Rapid Fire Highlights 🔥
Photo by Audrey Allen / @audreyallen17
– In this week’s now-recurring “YOU AREN’T TOO GOOD TO RACE CROSS COUNTRY” mini-segment… at the European Cross Country Championships in Turkey, Jakob Ingebrigtsen prevailed over a stout field and Nadia Battocletti added another bullet point to her already list of impressive 2024 accomplishments.
– Australian sprinting wunderkind Gout Gout ran a wind-legal 20.04 200m at the Australian All Schools Athletics Championships in Brisbane. With that performance, not only did the 16-year-old become the Australian record-holder in the event, he’s now faster than Usain Bolt at 16.
– Calli Hauger-Thackery broke the tape at the California International Marathon in a speedy time of 2:24:28. She led 21 American women below the previous Olympic Trials qualification standard of 2:37:00. Just behind her, Jackie Gaughan turned a lot of heads with her incredible 1:14:19-1:10:21 negative split for second and a 2+ minute personal best of 2:24:40.
– At the Kalākaua Merrie Mile – part of Honolulu Marathon weekend – Nikki Hiltz and Hobbs Kessler “won” in 4:28.65 and 3:56.85, respectively. Hiltz, however, got the outright W, marking the first time in event history that an entrant from the men’s field – which starts on a roughly 32-second delay – hasn’t successfully hawked everyone else down down.
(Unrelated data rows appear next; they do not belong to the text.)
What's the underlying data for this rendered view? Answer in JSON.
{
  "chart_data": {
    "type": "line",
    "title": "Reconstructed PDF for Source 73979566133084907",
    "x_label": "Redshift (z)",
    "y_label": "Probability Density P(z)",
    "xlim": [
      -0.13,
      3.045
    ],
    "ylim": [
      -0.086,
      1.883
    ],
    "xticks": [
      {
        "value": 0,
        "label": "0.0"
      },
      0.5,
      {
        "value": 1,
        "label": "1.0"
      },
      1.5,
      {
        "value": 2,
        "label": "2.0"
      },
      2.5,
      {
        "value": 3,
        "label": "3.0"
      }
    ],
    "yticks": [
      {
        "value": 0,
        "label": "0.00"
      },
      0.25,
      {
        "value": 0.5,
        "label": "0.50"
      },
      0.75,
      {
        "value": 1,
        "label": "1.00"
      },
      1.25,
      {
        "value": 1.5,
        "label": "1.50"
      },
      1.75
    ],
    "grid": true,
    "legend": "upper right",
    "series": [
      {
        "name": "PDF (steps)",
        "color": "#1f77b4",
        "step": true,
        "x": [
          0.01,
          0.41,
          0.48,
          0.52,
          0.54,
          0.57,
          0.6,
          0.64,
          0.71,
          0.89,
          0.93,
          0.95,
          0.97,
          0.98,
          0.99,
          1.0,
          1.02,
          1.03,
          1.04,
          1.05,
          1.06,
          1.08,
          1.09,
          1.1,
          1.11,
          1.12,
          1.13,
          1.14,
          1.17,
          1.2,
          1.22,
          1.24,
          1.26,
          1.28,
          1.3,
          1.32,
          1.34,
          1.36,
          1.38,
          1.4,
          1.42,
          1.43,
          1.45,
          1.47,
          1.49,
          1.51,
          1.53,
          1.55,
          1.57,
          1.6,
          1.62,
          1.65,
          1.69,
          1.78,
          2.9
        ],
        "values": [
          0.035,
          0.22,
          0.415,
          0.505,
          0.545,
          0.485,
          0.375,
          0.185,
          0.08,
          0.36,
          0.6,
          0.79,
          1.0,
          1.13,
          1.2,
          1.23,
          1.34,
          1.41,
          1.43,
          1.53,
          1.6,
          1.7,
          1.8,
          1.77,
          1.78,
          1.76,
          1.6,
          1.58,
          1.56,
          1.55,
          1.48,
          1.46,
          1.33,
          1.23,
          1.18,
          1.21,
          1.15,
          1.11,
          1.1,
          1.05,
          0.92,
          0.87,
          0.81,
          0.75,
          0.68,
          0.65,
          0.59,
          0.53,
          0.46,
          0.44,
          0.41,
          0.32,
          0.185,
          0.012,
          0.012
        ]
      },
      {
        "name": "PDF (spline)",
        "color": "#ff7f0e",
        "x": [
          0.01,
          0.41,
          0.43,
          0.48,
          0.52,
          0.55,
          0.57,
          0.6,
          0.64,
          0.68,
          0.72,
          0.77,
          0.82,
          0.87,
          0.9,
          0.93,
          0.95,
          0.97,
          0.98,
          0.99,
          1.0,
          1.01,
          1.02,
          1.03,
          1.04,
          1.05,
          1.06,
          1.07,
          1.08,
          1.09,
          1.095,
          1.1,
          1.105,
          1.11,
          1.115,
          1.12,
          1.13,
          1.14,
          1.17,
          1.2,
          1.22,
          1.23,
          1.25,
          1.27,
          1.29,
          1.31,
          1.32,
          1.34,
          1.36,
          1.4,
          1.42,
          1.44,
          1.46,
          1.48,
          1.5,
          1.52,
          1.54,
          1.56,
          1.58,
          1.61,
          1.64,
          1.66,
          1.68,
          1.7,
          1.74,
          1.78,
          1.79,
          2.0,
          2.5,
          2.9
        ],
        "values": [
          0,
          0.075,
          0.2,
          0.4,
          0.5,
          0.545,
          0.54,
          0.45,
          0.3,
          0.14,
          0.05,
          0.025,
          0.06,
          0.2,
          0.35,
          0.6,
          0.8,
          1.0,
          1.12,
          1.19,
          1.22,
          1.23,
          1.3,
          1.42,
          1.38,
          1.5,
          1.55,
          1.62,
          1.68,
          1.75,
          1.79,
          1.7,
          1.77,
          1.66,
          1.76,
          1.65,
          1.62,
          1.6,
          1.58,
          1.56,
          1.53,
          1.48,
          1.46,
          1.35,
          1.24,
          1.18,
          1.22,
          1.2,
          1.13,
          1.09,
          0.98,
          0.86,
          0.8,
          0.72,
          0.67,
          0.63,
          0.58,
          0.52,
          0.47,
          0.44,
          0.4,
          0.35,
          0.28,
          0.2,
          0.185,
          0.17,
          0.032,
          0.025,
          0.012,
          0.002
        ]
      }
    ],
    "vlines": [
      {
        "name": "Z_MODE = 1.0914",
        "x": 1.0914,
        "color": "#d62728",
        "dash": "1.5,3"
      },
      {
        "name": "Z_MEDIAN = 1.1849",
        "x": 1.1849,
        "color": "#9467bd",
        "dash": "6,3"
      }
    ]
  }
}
— Five new signees were announced to the Grand Slam Track league, bringing the total up to 43 of 48 “racers” committed to the four-meet series. Long sprinters Alexis Holmes and Nickisha Pryce, Jamaican 100m star Oblique Seville, hurdler Sasha Zhoya, and 12:36 5000m runner Hagos Gebrhiwet have added their ink to the growing pile of contracts.
– HOKA’s Northern Arizona Elite group will look a whole lot different come 2025. Longtime mainstays like Aliphine Tuliamuk, Steph Bruce, Kellyn Taylor, and other veteran team members will reportedly not have their contracts renewed. Club founder and, until recently, coach-turned-executive-director Ben Rosario is also leaving to pursue a yet-to-be-announced venture.
– At Nike Cross Nationals, Utah’s Jane Hedengren won by a whopping 39 seconds and broke Katelyn Tuohy’s course record on Glendoveer Golf Course, while Charlie Vause of New Mexico pulled off an upset victory in the boys’ race. Hedengren is staying close to home and heading to BYU in the fall, and Vause has yet to share his plans for next year.
– Coaching changes are afoot for several top American 800m runners: Raevyn Rogers has moved to Los Angeles to train under Joanna Hayes, and Isaiah Jewett has relocated to Starkville, Mississippi to train with Marco Arop under Chris Woods.